Should anesthesiologists change their clinical care based on these two important publications? Here are my impressions on how these studies may affect clinical practice:
- For decades prior to these studies, when anesthesiologists utilized potent volatile gas anesthetics such as sevoflurane or isoflurane, the administered dose has been the same whether the patient was female or a male. The dose of the volatile anesthetic was titrated up or down based on the patient’s blood pressure and heart rate, and the potent volatile gas was tapered off at the conclusion of the anesthetic. For decades we were never aware, we were never taught, nor did we teach, that females recovered from volatile anesthetic faster than males. Both female and male patients eventually woke up, were sent to the Post Anesthesia Care Unit, and were ultimately discharged to their hospital room or to their home. Now that convincing data show that females are associated with faster emergence from volatile anesthesia and a greater incidence of awareness under general anesthesia, one may infer that we should administer a higher depth of volatile anesthesia to female patients.
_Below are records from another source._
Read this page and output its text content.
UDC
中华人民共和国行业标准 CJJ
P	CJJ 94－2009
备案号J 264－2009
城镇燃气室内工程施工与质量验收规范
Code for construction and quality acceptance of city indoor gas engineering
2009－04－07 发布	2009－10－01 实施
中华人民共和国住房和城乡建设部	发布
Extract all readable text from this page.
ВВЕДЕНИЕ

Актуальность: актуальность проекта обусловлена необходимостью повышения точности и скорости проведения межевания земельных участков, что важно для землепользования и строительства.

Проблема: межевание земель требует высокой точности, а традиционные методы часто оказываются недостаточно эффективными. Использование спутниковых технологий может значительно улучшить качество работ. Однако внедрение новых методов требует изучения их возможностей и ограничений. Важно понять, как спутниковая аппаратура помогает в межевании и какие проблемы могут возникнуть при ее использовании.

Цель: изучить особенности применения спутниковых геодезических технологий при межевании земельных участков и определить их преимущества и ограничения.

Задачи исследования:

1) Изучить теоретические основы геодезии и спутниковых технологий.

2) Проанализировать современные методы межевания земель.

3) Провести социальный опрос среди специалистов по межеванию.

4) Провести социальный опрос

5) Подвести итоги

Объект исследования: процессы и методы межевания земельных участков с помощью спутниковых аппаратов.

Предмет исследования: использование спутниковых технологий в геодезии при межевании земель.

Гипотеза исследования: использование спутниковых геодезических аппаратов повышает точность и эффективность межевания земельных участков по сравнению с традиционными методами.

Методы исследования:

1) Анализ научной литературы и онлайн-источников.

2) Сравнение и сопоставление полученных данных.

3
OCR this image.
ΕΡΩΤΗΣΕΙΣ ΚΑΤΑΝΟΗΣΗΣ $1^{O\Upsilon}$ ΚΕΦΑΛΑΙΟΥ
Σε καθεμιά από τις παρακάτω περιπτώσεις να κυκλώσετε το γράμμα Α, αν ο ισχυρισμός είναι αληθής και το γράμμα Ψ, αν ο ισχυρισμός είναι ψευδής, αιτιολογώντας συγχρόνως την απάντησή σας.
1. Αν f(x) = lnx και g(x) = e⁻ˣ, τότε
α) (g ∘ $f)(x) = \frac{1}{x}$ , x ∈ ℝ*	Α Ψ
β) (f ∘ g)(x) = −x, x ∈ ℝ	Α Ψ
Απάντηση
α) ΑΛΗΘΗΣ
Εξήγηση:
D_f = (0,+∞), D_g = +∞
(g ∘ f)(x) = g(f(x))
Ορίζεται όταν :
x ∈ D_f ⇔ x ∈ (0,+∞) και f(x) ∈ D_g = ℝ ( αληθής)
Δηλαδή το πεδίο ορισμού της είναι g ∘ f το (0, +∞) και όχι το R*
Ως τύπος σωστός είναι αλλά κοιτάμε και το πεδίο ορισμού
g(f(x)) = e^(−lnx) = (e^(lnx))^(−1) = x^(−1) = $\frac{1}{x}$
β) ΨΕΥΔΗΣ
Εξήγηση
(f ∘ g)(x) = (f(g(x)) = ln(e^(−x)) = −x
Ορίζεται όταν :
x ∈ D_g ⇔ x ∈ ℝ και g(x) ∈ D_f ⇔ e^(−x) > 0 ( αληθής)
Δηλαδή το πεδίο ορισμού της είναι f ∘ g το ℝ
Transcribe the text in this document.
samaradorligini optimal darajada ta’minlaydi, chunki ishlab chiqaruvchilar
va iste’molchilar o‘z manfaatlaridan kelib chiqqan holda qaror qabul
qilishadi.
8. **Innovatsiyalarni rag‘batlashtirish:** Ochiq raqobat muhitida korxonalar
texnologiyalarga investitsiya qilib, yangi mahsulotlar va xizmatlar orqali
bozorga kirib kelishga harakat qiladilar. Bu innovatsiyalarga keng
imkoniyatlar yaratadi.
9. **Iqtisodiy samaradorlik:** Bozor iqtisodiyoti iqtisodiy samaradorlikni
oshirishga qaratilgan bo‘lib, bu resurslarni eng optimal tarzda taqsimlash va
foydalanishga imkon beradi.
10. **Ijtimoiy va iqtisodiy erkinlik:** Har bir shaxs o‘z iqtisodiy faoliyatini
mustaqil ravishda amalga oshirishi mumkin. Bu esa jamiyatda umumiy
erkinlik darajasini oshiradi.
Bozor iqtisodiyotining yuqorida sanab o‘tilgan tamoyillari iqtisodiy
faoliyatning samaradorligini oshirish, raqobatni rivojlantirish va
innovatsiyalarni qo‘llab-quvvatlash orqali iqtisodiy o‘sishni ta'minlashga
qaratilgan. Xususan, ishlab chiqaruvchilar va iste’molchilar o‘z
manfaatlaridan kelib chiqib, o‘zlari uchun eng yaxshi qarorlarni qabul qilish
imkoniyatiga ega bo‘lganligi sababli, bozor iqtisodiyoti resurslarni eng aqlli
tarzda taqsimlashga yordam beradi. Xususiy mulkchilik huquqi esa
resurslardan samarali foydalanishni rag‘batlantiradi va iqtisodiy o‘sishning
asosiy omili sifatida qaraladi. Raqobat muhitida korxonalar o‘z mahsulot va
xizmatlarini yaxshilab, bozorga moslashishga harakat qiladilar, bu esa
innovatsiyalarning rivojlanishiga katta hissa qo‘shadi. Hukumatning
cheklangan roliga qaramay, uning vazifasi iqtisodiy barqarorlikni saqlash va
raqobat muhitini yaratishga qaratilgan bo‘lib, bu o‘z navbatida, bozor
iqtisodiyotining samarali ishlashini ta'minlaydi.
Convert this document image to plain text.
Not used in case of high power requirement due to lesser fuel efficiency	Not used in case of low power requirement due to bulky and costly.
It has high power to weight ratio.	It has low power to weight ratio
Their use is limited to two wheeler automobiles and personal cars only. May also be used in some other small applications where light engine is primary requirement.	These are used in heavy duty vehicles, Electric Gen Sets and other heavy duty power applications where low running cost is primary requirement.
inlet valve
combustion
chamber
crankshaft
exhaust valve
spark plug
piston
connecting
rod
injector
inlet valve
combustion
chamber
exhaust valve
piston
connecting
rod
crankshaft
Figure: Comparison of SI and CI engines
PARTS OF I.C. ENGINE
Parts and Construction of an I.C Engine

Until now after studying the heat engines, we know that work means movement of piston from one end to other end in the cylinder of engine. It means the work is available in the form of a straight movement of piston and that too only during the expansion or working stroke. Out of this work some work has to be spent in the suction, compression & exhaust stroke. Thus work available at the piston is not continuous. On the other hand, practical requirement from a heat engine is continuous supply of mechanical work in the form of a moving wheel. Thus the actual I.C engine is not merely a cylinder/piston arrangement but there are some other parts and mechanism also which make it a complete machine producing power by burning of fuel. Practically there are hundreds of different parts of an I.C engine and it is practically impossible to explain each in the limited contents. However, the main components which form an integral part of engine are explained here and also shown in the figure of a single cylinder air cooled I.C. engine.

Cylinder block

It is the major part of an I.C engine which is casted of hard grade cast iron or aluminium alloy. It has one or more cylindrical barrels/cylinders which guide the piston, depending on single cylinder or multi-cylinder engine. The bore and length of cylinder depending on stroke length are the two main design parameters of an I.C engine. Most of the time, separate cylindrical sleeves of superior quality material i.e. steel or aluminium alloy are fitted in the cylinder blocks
How much higher should the depth of volatile anesthesia be? This will require further study of volatile anesthetic potency in both sexes, and revisiting experiments to determine any difference in the minimum anesthetic concentration (MAC) in female and male patients.
- Most modern anesthetics are administered using a combination of volatile and intravenous drugs. Currently most general anesthetics include an IV benzodiazepine such as Versed, followed by IV fentanyl, IV propofol, and maintenance anesthesia with sevoflurane. At the conclusion of surgery the IV drugs are tapered off, the volatile anesthetic is turned off, and ventilation is continued to remove the anesthetic gas from the patient’s lungs, bloodstream, and brain. The Wasilczuk study shows that females wake more quickly from volatile anesthesia, but does not pertain to the depth of anesthesia from the potpourri of IV anesthetic drugs administered in modern operating rooms. Further investigations to determine whether there are differing responses to intravenous anesthetic drugs in females and males are needed.
- If an anesthesia professional is utilizing a continuous EEG monitor such as a BIS monitor, the Wasilczuk study affirmed that there is no EEG difference between females and males for an identical dose of volatile anesthesia, and BIS monitoring will not solve this problem.
- The data from these two publications are both interesting and unexpected. In 40 years of personally administering general anesthesia to more than 30,000 patients, I’ve had no suspicion that females woke more quickly than males. Contrary to the data in these studies, the most obvious difference between female and male wakeups has been that petite patients—most often petite females—were more sensitive to identical doses of IV drugs such as fentanyl, Versed, and propofol, and these petite females were more likely to have a prolonged recovery time.
- The data from these two publications is evidence that adequate anesthetic depth in female patients likely requires an increased concentration of volatile gas. The degree of that concentration increase is to be determined from future studies in both males and females.
- Note that the data from these two publications does not apply to injections of local anesthesia. There is no known data that females and males differ in sensitivity to lidocaine or other injected local anesthetics.